Are you an Ohio physician who may from time to time provide a prescription to a patient without personally conducting a physical examination? Or are you a physician practice or other organization with physicians who engage in such activity? If so, listen up.

As you may be aware, the State Medical Board of Ohio (the “Board”) recently changed its requirements governing when physicians may prescribe non-controlled and controlled substances to a patient without conducting a physical examination of the patient. (See OH ADC 4731-11-09 and OH ADC 4731-11-01.) The new regulation (the “New Rule”) is more stringent than both its predecessor rule and the parallel federal requirements in some respects. Although much of the publicity surrounding these changes focuses on the telemedicine context, the New Rule has a much broader scope. It has significantly impacted some of our clients’ call coverage programs—even those arrangements within physician groups. The rule has also impacted the operations of nursing homes and hospices.

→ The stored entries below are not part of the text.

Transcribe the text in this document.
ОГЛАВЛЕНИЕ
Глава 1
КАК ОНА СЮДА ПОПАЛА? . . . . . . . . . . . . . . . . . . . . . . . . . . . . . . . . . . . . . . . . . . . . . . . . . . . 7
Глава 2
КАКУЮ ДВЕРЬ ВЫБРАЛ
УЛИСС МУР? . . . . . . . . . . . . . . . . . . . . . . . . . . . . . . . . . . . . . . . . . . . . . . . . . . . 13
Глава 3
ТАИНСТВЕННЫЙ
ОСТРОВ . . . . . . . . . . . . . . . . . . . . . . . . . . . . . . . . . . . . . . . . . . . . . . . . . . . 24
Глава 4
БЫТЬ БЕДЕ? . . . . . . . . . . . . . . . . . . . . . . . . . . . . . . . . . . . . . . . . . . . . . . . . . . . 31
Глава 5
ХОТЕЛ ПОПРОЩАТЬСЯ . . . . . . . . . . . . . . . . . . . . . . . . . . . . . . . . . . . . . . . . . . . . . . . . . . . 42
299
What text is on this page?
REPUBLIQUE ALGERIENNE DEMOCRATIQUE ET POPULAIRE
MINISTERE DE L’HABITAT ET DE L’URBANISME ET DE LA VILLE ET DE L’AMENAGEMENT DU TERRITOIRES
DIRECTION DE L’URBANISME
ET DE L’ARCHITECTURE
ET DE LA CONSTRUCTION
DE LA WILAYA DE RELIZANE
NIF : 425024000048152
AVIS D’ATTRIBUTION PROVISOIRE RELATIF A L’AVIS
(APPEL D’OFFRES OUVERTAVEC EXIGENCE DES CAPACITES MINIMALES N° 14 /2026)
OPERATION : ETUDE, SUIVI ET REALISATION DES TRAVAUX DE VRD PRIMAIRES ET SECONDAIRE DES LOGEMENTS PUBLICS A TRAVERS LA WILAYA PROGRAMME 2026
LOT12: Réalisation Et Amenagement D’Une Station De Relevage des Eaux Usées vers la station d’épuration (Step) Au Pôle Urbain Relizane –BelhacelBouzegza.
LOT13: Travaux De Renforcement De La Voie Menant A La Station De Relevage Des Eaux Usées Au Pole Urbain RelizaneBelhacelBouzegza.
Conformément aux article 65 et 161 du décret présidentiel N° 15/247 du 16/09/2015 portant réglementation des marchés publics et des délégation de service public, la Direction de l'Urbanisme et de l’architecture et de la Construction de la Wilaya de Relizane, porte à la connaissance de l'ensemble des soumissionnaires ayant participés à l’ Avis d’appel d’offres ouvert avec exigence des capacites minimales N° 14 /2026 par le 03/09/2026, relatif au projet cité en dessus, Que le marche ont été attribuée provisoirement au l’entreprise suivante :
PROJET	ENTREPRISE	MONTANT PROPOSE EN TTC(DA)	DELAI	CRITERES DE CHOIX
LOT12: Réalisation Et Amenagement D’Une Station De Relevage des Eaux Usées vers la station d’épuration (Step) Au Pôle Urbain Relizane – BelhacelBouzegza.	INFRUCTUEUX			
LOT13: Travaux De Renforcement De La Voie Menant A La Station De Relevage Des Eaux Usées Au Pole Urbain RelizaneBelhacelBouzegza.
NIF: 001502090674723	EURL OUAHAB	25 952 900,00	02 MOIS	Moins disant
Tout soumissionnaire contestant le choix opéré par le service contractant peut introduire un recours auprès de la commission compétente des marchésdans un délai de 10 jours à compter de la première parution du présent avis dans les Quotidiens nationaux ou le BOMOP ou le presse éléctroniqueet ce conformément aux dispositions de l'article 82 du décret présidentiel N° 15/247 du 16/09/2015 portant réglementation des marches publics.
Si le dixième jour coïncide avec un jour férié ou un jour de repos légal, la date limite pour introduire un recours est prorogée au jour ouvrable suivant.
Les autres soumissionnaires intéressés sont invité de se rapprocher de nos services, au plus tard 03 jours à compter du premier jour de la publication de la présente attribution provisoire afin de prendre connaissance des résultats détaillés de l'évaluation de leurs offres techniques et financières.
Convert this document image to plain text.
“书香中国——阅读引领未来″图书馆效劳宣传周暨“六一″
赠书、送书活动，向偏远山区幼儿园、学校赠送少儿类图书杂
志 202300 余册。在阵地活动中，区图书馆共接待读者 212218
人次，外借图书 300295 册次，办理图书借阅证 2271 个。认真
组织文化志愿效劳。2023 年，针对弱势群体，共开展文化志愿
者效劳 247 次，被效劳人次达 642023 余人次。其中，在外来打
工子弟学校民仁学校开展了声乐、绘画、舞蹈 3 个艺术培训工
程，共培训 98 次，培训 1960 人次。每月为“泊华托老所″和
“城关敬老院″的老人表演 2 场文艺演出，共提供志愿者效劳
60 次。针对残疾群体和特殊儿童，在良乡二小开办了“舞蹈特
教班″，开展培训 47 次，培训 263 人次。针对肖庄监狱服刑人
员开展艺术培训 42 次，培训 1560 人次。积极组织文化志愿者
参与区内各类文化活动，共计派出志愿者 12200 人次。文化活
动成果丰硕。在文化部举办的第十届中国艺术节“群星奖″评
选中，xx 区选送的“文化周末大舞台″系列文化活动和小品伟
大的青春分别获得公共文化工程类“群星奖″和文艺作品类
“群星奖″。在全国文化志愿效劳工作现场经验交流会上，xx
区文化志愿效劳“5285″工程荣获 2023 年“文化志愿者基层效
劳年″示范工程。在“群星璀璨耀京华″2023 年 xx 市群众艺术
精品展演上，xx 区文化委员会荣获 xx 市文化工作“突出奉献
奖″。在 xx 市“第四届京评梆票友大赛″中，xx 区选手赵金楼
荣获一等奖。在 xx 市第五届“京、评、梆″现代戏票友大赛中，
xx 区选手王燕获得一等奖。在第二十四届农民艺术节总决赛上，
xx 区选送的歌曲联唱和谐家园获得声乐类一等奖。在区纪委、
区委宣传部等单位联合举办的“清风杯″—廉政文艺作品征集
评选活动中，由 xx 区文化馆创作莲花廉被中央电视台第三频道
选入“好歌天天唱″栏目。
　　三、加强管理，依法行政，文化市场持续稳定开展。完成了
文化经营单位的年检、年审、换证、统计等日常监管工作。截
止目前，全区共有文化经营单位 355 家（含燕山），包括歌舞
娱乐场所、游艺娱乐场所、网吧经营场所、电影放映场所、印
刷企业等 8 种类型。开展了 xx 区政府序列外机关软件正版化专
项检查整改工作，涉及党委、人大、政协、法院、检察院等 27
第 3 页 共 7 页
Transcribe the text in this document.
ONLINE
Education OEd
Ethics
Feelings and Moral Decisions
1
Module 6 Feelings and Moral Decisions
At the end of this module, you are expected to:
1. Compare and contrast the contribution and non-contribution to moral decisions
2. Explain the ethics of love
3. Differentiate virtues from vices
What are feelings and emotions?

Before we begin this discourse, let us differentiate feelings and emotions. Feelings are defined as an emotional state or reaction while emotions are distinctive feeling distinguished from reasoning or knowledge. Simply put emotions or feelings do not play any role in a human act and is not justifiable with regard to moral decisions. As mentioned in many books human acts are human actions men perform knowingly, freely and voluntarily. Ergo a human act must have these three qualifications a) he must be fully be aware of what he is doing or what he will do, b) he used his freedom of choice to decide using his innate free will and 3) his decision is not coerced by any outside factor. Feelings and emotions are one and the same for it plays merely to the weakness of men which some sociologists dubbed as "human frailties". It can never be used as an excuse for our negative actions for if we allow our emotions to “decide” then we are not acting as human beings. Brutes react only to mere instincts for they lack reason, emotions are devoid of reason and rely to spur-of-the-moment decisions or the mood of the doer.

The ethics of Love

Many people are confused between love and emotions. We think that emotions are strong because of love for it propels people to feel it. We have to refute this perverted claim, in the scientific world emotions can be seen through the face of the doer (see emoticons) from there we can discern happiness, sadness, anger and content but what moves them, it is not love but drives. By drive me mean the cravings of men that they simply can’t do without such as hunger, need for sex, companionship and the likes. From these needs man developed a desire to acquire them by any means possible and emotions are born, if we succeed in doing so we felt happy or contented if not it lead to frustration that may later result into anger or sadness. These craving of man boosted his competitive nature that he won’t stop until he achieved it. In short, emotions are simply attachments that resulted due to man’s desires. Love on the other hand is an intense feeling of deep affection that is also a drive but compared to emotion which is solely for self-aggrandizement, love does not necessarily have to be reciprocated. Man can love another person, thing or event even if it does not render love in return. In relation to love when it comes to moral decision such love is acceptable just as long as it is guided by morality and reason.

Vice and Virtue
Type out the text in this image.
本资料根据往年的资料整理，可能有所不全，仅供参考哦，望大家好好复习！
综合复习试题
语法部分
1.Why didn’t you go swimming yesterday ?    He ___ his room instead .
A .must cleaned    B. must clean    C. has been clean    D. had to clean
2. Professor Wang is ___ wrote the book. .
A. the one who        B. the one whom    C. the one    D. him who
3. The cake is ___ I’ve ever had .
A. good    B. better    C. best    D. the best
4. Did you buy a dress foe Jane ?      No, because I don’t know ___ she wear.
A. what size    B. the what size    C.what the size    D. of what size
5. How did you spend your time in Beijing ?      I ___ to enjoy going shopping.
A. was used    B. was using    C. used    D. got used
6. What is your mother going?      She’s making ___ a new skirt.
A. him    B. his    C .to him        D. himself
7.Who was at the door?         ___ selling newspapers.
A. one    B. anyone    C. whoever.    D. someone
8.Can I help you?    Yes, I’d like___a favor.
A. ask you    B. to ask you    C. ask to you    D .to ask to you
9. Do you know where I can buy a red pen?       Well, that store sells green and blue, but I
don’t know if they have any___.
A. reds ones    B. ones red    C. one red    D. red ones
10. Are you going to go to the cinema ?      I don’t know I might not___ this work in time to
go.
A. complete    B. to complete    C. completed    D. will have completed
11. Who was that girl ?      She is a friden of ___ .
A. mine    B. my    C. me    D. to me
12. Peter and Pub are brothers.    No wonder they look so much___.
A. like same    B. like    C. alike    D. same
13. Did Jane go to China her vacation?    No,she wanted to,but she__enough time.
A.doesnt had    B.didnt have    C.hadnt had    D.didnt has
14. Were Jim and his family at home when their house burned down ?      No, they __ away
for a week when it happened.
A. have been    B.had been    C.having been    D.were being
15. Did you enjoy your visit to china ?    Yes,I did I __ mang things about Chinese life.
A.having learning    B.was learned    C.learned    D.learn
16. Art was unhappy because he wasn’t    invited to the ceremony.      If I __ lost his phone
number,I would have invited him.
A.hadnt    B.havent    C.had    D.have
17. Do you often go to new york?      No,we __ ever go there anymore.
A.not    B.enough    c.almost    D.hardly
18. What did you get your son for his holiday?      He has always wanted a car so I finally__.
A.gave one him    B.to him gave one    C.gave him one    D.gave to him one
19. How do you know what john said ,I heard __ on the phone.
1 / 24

The New Rule became effective March 23, 2017 and is currently being enforced by the Board. There is no grace period. Ohio physicians need to understand these new requirements now and ensure that their organizations immediately update existing policies and procedures to reflect these changes as appropriate.

Broadly summarized, the New Rule requires that physicians satisfy each of the following before providing a prescription (even a refill authorization) of a non-controlled substance to a person on whom the physician has not conducted a physical examination:

(1) establish the patient’s identity and physical location;

(2) obtain the patient’s informed consent for treatment through a remote examination;

(3) request the patient’s consent and, if granted, forward the medical record to the patient’s primary care provider or other health care provider, if applicable, or refer the patient to an appropriate health care provider or health care facility;

(4) through interaction with the patient, complete a medical evaluation that is appropriate for the patient and the condition with which the patient presents and that meets the minimal standards of care;

(5) establish or confirm, as applicable, a diagnosis and treatment plan (including documentation of the necessity for the utilization of a prescription drug and identification of any underlying conditions or contraindications);

(6) document in the patient’s medical record the patient’s consent to treatment through a remote evaluation, pertinent history, evaluation, diagnosis, treatment plan, underlying conditions, any contraindications, and any referrals to appropriate health care providers, including primary care providers or health care facilities;

(7) provide appropriate follow-up care or recommend follow-up care in accordance with the minimal standards of care;

(8) make the medical record of the visit available to the patient; and

(9) use appropriate technology that is sufficient for the physician to conduct all steps described above as if the medical evaluation occurred in an in-person visit.

Additional new requirements apply for the provision of controlled substance prescriptions when the physician has not conducted a physical examination.